From: Vlad (vlad_at_vlad.net)
Date: Sun 30 Jun 2002 - 15:39:37 BST
So how do you perform updates on the vserver? Do you just boot up the root
server with a cd and upgrade the distribution? Does that break the
vservers or anything?
On Fri, 28 Jun 2002, Jacques Gelinas wrote:
> On Thu, 27 Jun 2002 11:13:20 -0500, Vlad wrote
> > I recall someone saying something about vserver (redhat) update scripts
> > that would update all the files on the vserver (or create a vserver)
> > directly from redhat cd's. Does anybody still maintain this and
> > furthermore, has anybody used it at all to make upgrades to their systems?

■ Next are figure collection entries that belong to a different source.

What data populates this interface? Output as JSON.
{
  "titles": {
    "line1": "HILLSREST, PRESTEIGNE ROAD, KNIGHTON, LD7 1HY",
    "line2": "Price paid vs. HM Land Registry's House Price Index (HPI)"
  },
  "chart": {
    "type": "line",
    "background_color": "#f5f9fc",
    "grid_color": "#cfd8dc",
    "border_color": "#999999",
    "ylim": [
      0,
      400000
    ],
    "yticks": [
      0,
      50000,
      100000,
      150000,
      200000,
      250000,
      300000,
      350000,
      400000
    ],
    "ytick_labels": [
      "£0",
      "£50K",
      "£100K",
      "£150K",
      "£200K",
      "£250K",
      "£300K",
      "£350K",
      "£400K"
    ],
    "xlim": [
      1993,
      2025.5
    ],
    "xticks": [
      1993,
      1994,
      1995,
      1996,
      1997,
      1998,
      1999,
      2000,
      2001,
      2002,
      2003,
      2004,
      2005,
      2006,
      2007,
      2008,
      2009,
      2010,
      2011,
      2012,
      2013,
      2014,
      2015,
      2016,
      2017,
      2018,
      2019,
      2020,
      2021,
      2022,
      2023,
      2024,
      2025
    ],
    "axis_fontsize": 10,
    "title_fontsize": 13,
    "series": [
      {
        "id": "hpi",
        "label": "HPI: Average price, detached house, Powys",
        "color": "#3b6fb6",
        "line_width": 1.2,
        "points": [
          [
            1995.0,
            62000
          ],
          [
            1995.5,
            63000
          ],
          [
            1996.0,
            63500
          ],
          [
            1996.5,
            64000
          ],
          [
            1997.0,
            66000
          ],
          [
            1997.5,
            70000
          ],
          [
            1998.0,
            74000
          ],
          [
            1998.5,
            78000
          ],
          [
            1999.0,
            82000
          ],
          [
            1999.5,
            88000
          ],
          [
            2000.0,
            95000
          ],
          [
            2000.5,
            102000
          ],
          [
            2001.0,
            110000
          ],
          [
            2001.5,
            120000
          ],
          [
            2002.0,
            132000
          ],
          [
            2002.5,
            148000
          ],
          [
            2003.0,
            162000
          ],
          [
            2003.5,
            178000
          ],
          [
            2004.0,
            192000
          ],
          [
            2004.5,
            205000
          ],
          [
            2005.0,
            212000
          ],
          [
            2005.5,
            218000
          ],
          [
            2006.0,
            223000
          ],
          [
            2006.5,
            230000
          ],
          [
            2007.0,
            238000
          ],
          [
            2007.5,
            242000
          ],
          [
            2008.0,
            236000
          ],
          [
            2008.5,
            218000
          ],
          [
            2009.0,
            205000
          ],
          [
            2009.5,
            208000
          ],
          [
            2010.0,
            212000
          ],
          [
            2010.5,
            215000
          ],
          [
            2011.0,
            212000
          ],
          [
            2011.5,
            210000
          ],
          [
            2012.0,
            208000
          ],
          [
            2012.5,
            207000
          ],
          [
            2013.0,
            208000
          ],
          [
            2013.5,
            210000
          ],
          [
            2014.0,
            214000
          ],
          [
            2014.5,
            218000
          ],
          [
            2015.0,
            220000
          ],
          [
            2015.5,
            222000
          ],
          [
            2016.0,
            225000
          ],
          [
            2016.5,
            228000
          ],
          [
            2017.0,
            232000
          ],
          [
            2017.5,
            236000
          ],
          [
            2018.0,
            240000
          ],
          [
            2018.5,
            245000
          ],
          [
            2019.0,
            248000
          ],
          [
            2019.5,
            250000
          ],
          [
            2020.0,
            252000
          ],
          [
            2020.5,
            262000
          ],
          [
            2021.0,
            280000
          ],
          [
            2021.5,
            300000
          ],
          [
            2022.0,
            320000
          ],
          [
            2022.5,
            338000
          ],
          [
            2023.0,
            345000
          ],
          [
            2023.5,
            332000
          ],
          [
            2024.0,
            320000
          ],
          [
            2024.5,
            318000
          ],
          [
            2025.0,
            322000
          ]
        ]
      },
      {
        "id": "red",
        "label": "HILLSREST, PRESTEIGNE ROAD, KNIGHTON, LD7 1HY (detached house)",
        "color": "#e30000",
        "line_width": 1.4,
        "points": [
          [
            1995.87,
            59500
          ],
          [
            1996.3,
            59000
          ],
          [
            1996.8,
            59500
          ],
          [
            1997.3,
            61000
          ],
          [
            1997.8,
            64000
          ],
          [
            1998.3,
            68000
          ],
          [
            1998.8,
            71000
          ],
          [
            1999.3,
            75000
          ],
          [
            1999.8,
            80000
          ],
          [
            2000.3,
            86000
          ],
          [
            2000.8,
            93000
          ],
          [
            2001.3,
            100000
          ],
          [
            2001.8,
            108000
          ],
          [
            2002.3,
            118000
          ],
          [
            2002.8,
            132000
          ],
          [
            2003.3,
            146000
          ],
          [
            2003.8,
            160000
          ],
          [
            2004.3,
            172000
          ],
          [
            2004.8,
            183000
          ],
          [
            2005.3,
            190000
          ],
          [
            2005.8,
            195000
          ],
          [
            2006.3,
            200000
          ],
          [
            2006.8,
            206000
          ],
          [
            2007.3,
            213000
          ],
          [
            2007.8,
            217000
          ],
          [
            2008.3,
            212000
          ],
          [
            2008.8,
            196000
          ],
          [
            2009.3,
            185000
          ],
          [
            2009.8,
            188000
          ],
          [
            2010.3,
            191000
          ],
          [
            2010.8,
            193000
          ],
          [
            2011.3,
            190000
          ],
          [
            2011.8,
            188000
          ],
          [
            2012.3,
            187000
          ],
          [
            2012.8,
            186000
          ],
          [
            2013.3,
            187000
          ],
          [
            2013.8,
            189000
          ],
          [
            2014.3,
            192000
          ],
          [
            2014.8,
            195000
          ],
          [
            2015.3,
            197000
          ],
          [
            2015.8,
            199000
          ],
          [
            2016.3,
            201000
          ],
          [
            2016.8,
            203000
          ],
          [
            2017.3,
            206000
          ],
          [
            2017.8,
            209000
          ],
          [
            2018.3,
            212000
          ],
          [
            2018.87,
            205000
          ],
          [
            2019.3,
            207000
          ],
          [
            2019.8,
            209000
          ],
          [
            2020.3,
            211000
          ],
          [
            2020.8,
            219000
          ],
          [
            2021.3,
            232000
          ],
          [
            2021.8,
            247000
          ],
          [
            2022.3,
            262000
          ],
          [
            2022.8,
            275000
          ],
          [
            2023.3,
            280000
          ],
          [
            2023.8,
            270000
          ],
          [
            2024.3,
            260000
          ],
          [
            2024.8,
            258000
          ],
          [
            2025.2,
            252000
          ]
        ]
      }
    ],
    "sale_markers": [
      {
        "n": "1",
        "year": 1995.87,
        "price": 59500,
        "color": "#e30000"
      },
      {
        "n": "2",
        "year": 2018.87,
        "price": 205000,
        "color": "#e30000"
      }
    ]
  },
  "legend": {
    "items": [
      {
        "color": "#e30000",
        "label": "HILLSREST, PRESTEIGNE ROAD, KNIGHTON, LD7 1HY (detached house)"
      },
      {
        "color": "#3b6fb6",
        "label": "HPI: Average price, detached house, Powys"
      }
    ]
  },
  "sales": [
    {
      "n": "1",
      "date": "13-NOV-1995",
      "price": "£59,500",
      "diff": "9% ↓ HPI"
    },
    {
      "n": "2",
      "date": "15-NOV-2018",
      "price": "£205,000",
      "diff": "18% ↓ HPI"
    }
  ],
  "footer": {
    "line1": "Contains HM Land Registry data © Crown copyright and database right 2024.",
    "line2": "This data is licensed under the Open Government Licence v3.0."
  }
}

> > I have both types of vservers (with links to the root server and separate
> > fs copies) so I am wondering if anybody has encountered any problems
> > before I go ahead and start destroying stuff.
> The script to install directly from a CD is in /usr/lib/vserver. Currently
> there is one to install from a rh7.2 CD.
> I will release a new version with support for 7.3. Further, the newvserver
> utility will offer the ability to install from a CD directly in the menu and
> will use these script directly (note this stuff is already done, just not released
> For the upgrade part, no script are available yet. Performing the upgrade generally
> involve the following steps
> -Doing rework in distribution dependant configuration file, as needed. In
> general, this does not affect a vserver since this stuff applies to
> low level configuration.
> -Handling deprecated packages. For example, a package foo may evolve in
> two packages: foo-client and foo-server. RPM can't handle this kind of relation
> (the package has a new name). So in that case, the offending package must
> be removed and then the upgrade performed.
> -Computing the new dependencies and potentially adding new packages
> to solve it.
> I have written a module to handle that and I am testing it here. The cool thing
> about vservers is that you can test your upgrade over and over without rebooting
> or loosing anything. You simply do
> -create a new test vserver out of a production one: 1 minute
> -assign a new IP to it
> -perform the upgrade
> -test it
> -erase it and try again.
> In general, the original production vserver should just stay there in case the upgrade
> has some hidden side effect. You archive it and delete it few week later.
> Jacques Gelinas <jack_at_solucorp.qc.ca>
> vserver: run general purpose virtual servers on one box, full speed!